Name: John Kent
Title: Manager IT, DevSecOps
Location: Irving, Texas
Education: BAAS Computer Science, MS Cybersecurity
Years in IT: 37
Years in cybersecurity and/or privacy: 13
Cybersecurity certifications: CSSLP, CEH, CHFI
How did you decide upon a career in security software development?
My passion for software development began in 1981 and launched my career in 1987. It wasn’t until my first exposure to pen test results in 2005 that I understood software design, development, test and operations from a much wider perspective. There was so much more to programming than creating working software — it had to be resilient to malicious actors and preserve confidentiality, integrity, and availability. I was hooked! Later, when I discovered that the University of Dallas had a top cybersecurity graduate program, I switched schools and discovered the fascinating depths of information assurance.
Why did you decide to pursue your CSSLP®?
Earning the (ISC)² CSSLP certification was important to me because it augmented the value of my formal education by proving that I knew how to apply what I had had learned, paired with my extensive experience to practical business needs for secure software. The combination of (ISC)²’s reputation for high standards establishing trust and validity and the body of knowledge covered by the certification, makes the CSSLP a great choice.
In cybersecurity, no two days are the same – what is your main role in your organization?
My main objective is focused on building security, and all aspects of quality, into the software we create by leveraging automation to minimize risk and maximize speed to value for the business and our customers. I’m helping to lead and participate in the people, process, and technology transformation that an agile culture embodying DevSecOps principles demands. It’s a great opportunity to contribute knowledge as well as learn new things through daily practice and a relentless pursuit of continuous improvement.
Tell us about a project that you were particularly proud of …
My wife and I developed a highly customized website for the North Texas InfraGard Alliance as volunteers. I had served as that chapter’s IT Sector Chief early in that program. Unfortunately, I had to stop and have been looking for a way to give back to InfraGard for its support in my interest to help protect the critical infrastructure of the United States ever since. This was a great opportunity to apply CSSLP principles in the hostile Internet environment. We continued this volunteer effort by also creating the Dallas FBI Citizens Academy Alumni Association and North Texas ISSA websites. This work has led me to serve as the InfraGard National Members Alliance Technology Committee Vice Chairman and the CTO of the Cyber Law Consortium.

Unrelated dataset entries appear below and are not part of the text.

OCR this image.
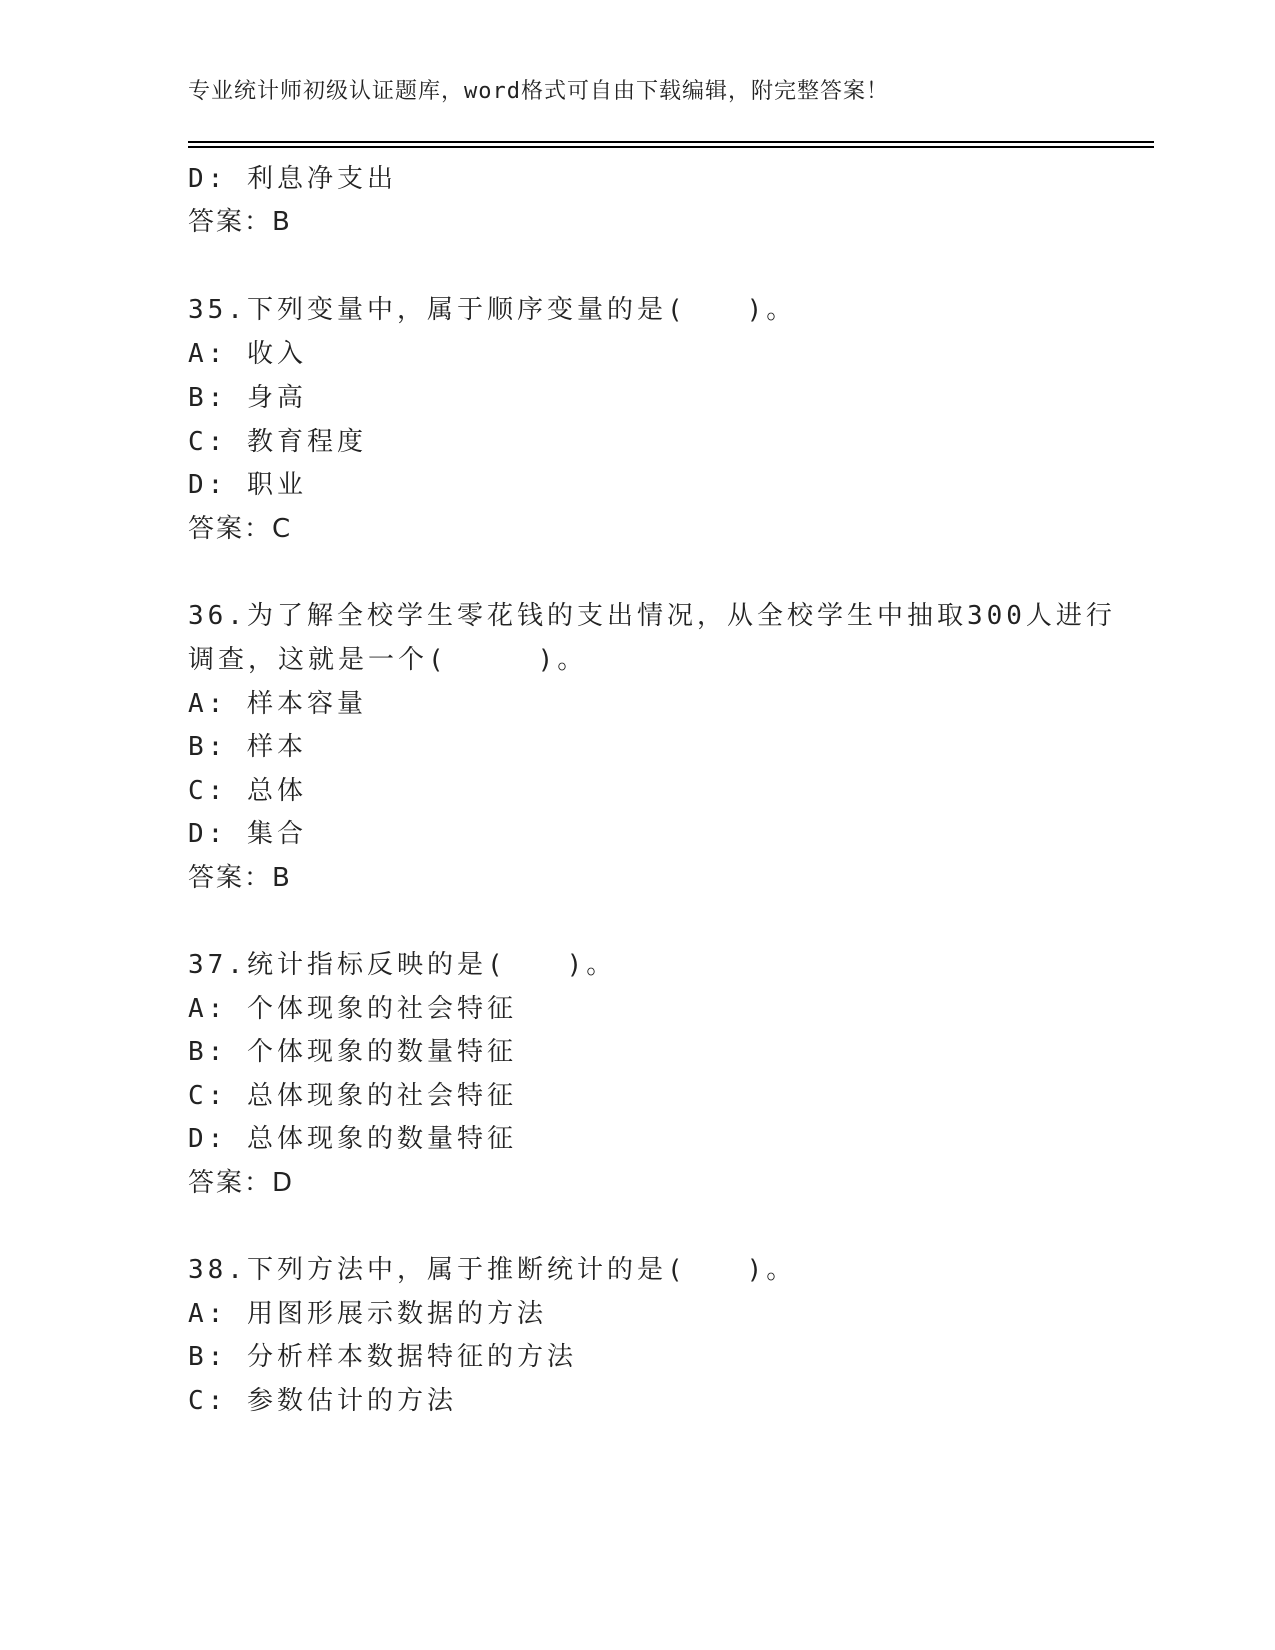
专业统计师初级认证题库，word格式可自由下载编辑，附完整答案！
D: 利息净支出
答案：B
35.下列变量中，属于顺序变量的是(　　)。
A: 收入
B: 身高
C: 教育程度
D: 职业
答案：C
36.为了解全校学生零花钱的支出情况，从全校学生中抽取300人进行
调查，这就是一个(　　　)。
A: 样本容量
B: 样本
C: 总体
D: 集合
答案：B
37.统计指标反映的是(　　)。
A: 个体现象的社会特征
B: 个体现象的数量特征
C: 总体现象的社会特征
D: 总体现象的数量特征
答案：D
38.下列方法中，属于推断统计的是(　　)。
A: 用图形展示数据的方法
B: 分析样本数据特征的方法
C: 参数估计的方法
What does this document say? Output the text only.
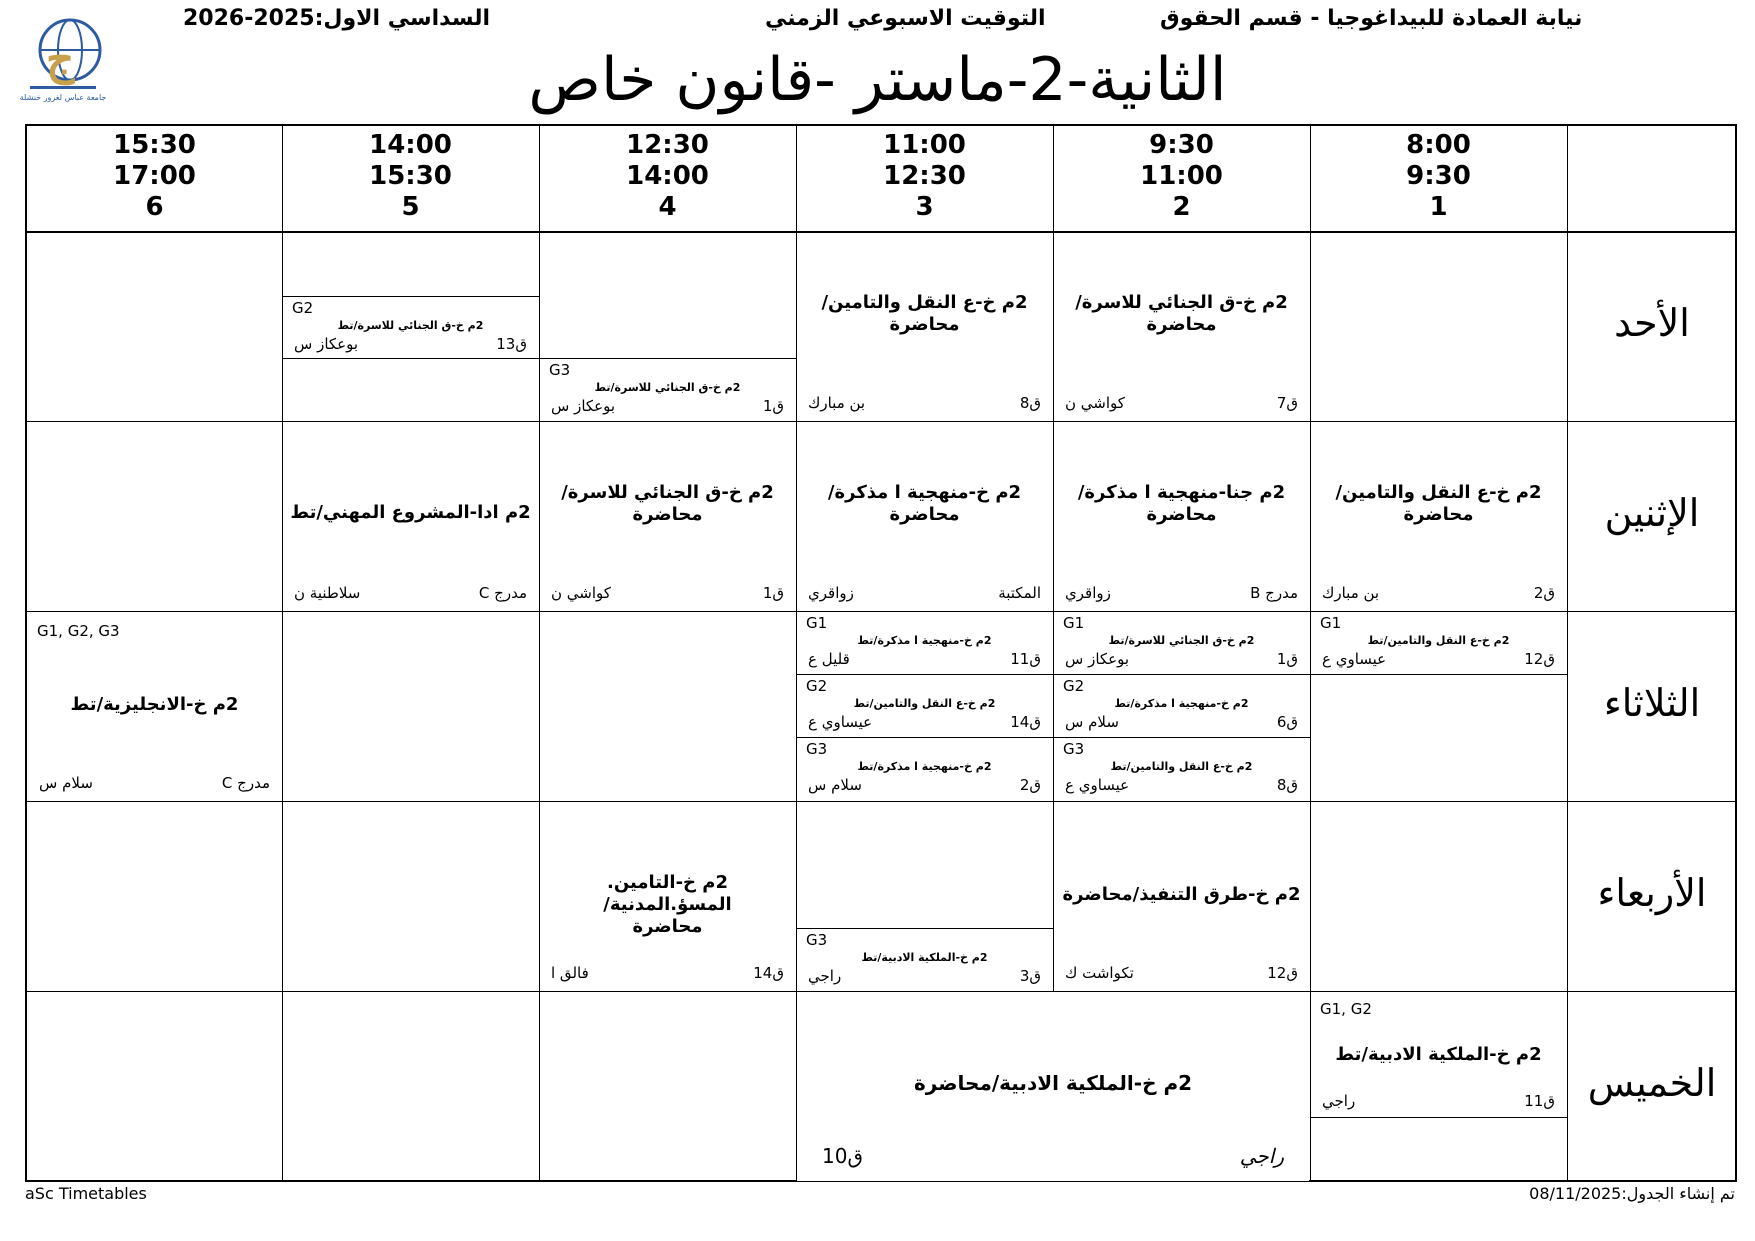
نيابة العمادة للبيداغوجيا - قسم الحقوق
التوقيت الاسبوعي الزمني
السداسي الاول:2025-2026
الثانية-2-ماستر -قانون خاص
ج
جامعة عباس لغرور خنشلة
8:00
9:30
1
9:30
11:00
2
11:00
12:30
3
12:30
14:00
4
14:00
15:30
5
15:30
17:00
6
الأحد
الإثنين
الثلاثاء
الأربعاء
الخميس
2م خ-ق الجنائي للاسرة/ محاضرة
ق7
كواشي ن
2م خ-ع النقل والتامين/ محاضرة
ق8
بن مبارك
G3
2م خ-ق الجنائي للاسرة/تط
ق1
بوعكاز س
G2
2م خ-ق الجنائي للاسرة/تط
ق13
بوعكاز س
2م خ-ع النقل والتامين/ محاضرة
ق2
بن مبارك
2م جنا-منهجية ا مذكرة/ محاضرة
مدرج B
زواقري
2م خ-منهجية ا مذكرة/ محاضرة
المكتبة
زواقري
2م خ-ق الجنائي للاسرة/ محاضرة
ق1
كواشي ن
2م ادا-المشروع المهني/تط
مدرج C
سلاطنية ن
G1
2م خ-ع النقل والتامين/تط
ق12
عيساوي ع
G1
2م خ-ق الجنائي للاسرة/تط
ق1
بوعكاز س
G2
2م خ-منهجية ا مذكرة/تط
ق6
سلام س
G3
2م خ-ع النقل والتامين/تط
ق8
عيساوي ع
G1
2م خ-منهجية ا مذكرة/تط
ق11
قليل ع
G2
2م خ-ع النقل والتامين/تط
ق14
عيساوي ع
G3
2م خ-منهجية ا مذكرة/تط
ق2
سلام س
G1, G2, G3
2م خ-الانجليزية/تط
مدرج C
سلام س
2م خ-طرق التنفيذ/محاضرة
ق12
تكواشت ك
G3
2م خ-الملكية الادبية/تط
ق3
راجي
2م خ-التامين. المسؤ.المدنية/محاضرة
ق14
فالق ا
G1, G2
2م خ-الملكية الادبية/تط
ق11
راجي
2م خ-الملكية الادبية/محاضرة
ق10	راجي
aSc Timetables	تم إنشاء الجدول:08/11/2025
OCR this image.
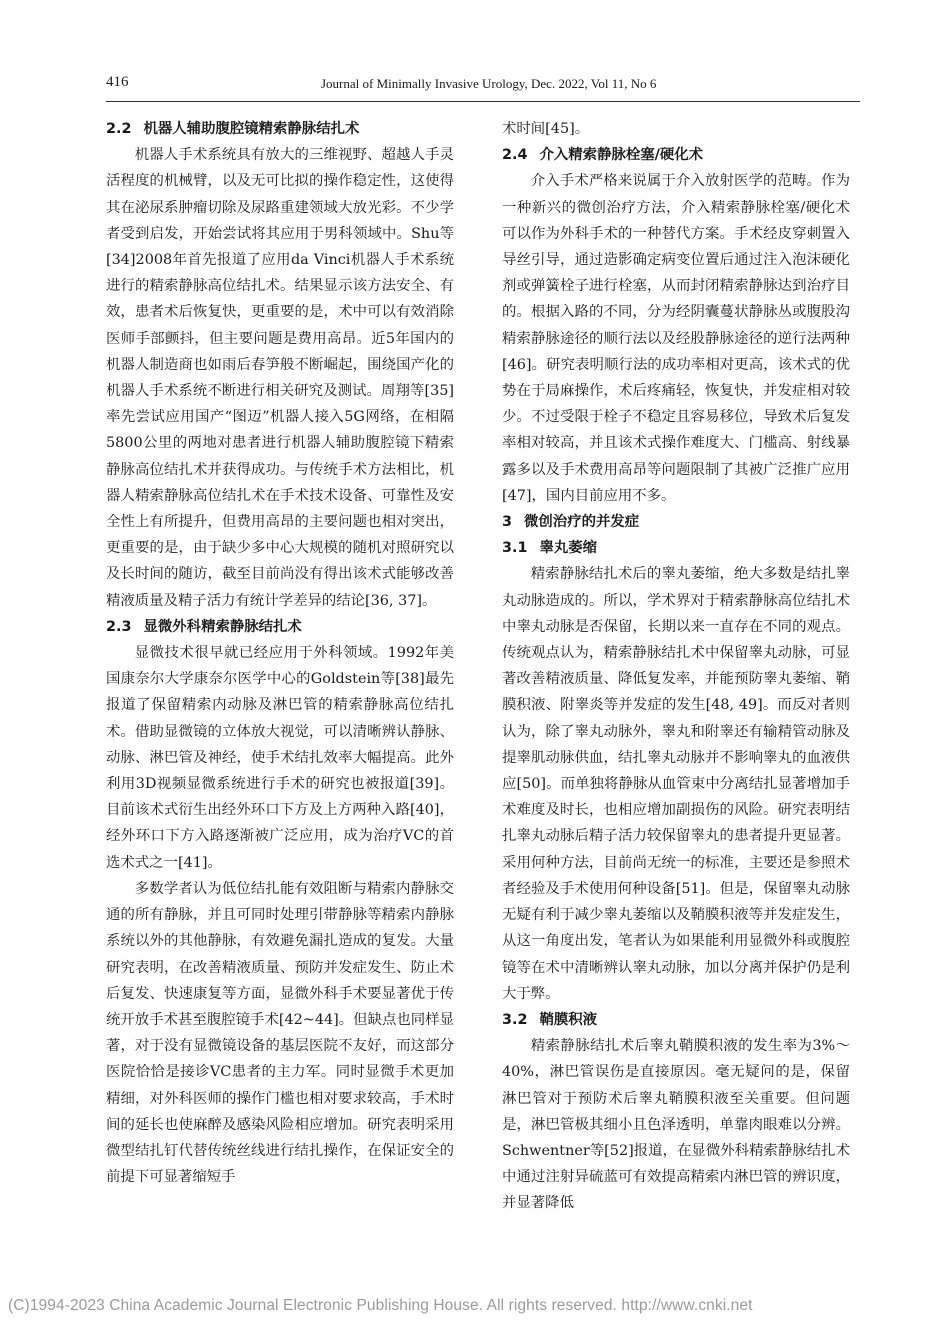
416	Journal of Minimally Invasive Urology, Dec. 2022, Vol 11, No 6
2.2 机器人辅助腹腔镜精索静脉结扎术

机器人手术系统具有放大的三维视野、超越人手灵活程度的机械臂，以及无可比拟的操作稳定性，这使得其在泌尿系肿瘤切除及尿路重建领域大放光彩。不少学者受到启发，开始尝试将其应用于男科领域中。Shu等[34]2008年首先报道了应用da Vinci机器人手术系统进行的精索静脉高位结扎术。结果显示该方法安全、有效，患者术后恢复快，更重要的是，术中可以有效消除医师手部颤抖，但主要问题是费用高昂。近5年国内的机器人制造商也如雨后春笋般不断崛起，围绕国产化的机器人手术系统不断进行相关研究及测试。周翔等[35]率先尝试应用国产“图迈”机器人接入5G网络，在相隔5800公里的两地对患者进行机器人辅助腹腔镜下精索静脉高位结扎术并获得成功。与传统手术方法相比，机器人精索静脉高位结扎术在手术技术设备、可靠性及安全性上有所提升，但费用高昂的主要问题也相对突出，更重要的是，由于缺少多中心大规模的随机对照研究以及长时间的随访，截至目前尚没有得出该术式能够改善精液质量及精子活力有统计学差异的结论[36, 37]。

2.3 显微外科精索静脉结扎术

显微技术很早就已经应用于外科领域。1992年美国康奈尔大学康奈尔医学中心的Goldstein等[38]最先报道了保留精索内动脉及淋巴管的精索静脉高位结扎术。借助显微镜的立体放大视觉，可以清晰辨认静脉、动脉、淋巴管及神经，使手术结扎效率大幅提高。此外利用3D视频显微系统进行手术的研究也被报道[39]。目前该术式衍生出经外环口下方及上方两种入路[40]，经外环口下方入路逐渐被广泛应用，成为治疗VC的首选术式之一[41]。

多数学者认为低位结扎能有效阻断与精索内静脉交通的所有静脉，并且可同时处理引带静脉等精索内静脉系统以外的其他静脉，有效避免漏扎造成的复发。大量研究表明，在改善精液质量、预防并发症发生、防止术后复发、快速康复等方面，显微外科手术要显著优于传统开放手术甚至腹腔镜手术[42~44]。但缺点也同样显著，对于没有显微镜设备的基层医院不友好，而这部分医院恰恰是接诊VC患者的主力军。同时显微手术更加精细，对外科医师的操作门槛也相对要求较高，手术时间的延长也使麻醉及感染风险相应增加。研究表明采用微型结扎钉代替传统丝线进行结扎操作，在保证安全的前提下可显著缩短手

术时间[45]。

2.4 介入精索静脉栓塞/硬化术

介入手术严格来说属于介入放射医学的范畴。作为一种新兴的微创治疗方法，介入精索静脉栓塞/硬化术可以作为外科手术的一种替代方案。手术经皮穿刺置入导丝引导，通过造影确定病变位置后通过注入泡沫硬化剂或弹簧栓子进行栓塞，从而封闭精索静脉达到治疗目的。根据入路的不同，分为经阴囊蔓状静脉丛或腹股沟精索静脉途径的顺行法以及经股静脉途径的逆行法两种[46]。研究表明顺行法的成功率相对更高，该术式的优势在于局麻操作，术后疼痛轻，恢复快，并发症相对较少。不过受限于栓子不稳定且容易移位，导致术后复发率相对较高，并且该术式操作难度大、门槛高、射线暴露多以及手术费用高昂等问题限制了其被广泛推广应用[47]，国内目前应用不多。

3 微创治疗的并发症
3.1 睾丸萎缩

精索静脉结扎术后的睾丸萎缩，绝大多数是结扎睾丸动脉造成的。所以，学术界对于精索静脉高位结扎术中睾丸动脉是否保留，长期以来一直存在不同的观点。传统观点认为，精索静脉结扎术中保留睾丸动脉，可显著改善精液质量、降低复发率，并能预防睾丸萎缩、鞘膜积液、附睾炎等并发症的发生[48, 49]。而反对者则认为，除了睾丸动脉外，睾丸和附睾还有输精管动脉及提睾肌动脉供血，结扎睾丸动脉并不影响睾丸的血液供应[50]。而单独将静脉从血管束中分离结扎显著增加手术难度及时长，也相应增加副损伤的风险。研究表明结扎睾丸动脉后精子活力较保留睾丸的患者提升更显著。采用何种方法，目前尚无统一的标准，主要还是参照术者经验及手术使用何种设备[51]。但是，保留睾丸动脉无疑有利于减少睾丸萎缩以及鞘膜积液等并发症发生，从这一角度出发，笔者认为如果能利用显微外科或腹腔镜等在术中清晰辨认睾丸动脉，加以分离并保护仍是利大于弊。

3.2 鞘膜积液

精索静脉结扎术后睾丸鞘膜积液的发生率为3%～40%，淋巴管误伤是直接原因。毫无疑问的是，保留淋巴管对于预防术后睾丸鞘膜积液至关重要。但问题是，淋巴管极其细小且色泽透明，单靠肉眼难以分辨。Schwentner等[52]报道，在显微外科精索静脉结扎术中通过注射异硫蓝可有效提高精索内淋巴管的辨识度，并显著降低

(C)1994-2023 China Academic Journal Electronic Publishing House. All rights reserved. http://www.cnki.net
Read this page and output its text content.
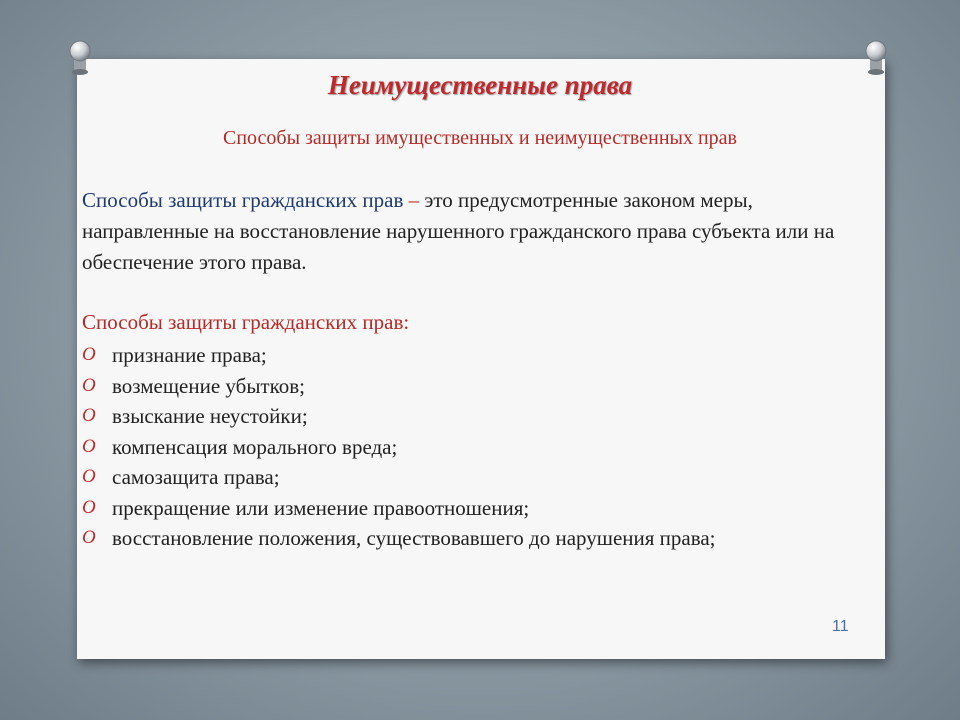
Неимущественные права
Способы защиты имущественных и неимущественных прав
Способы защиты гражданских прав – это предусмотренные законом меры, направленные на восстановление нарушенного гражданского права субъекта или на обеспечение этого права.
Способы защиты гражданских прав:
O признание права;
O возмещение убытков;
O взыскание неустойки;
O компенсация морального вреда;
O самозащита права;
O прекращение или изменение правоотношения;
O восстановление положения, существовавшего до нарушения права;
11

What impact has the CSSLP had on your career?
Credentials can open doors and create opportunities. The CSSLP certification has helped my career by demonstrating my commitment to learn the key tenets of a SSDLC to my leadership, peers, and customers. This fostered trust in circumstances where I had no relationship or history to build upon when brokering collaboration between Information Security, Operations, and Development. I frequently leverage the knowledge I gained and reinforced by preparing for the certification exam.
What advice would you give to those who are thinking about pursuing cybersecurity as a career?
Incredible opportunities await you! Embrace all aspects of the builder, breaker, and defender mindsets to learn how to be successful in each of those focus areas. Aggressively pursue and create opportunities to learn from actually doing things — don’t just read about them (but don’t do anything illegal). As a hiring Manager, I highly value what you’ve done — your ability to struggle through learning curves and diverse challenges and persevere — as much or more than formal education. Commit to learning as a lifelong pursuit.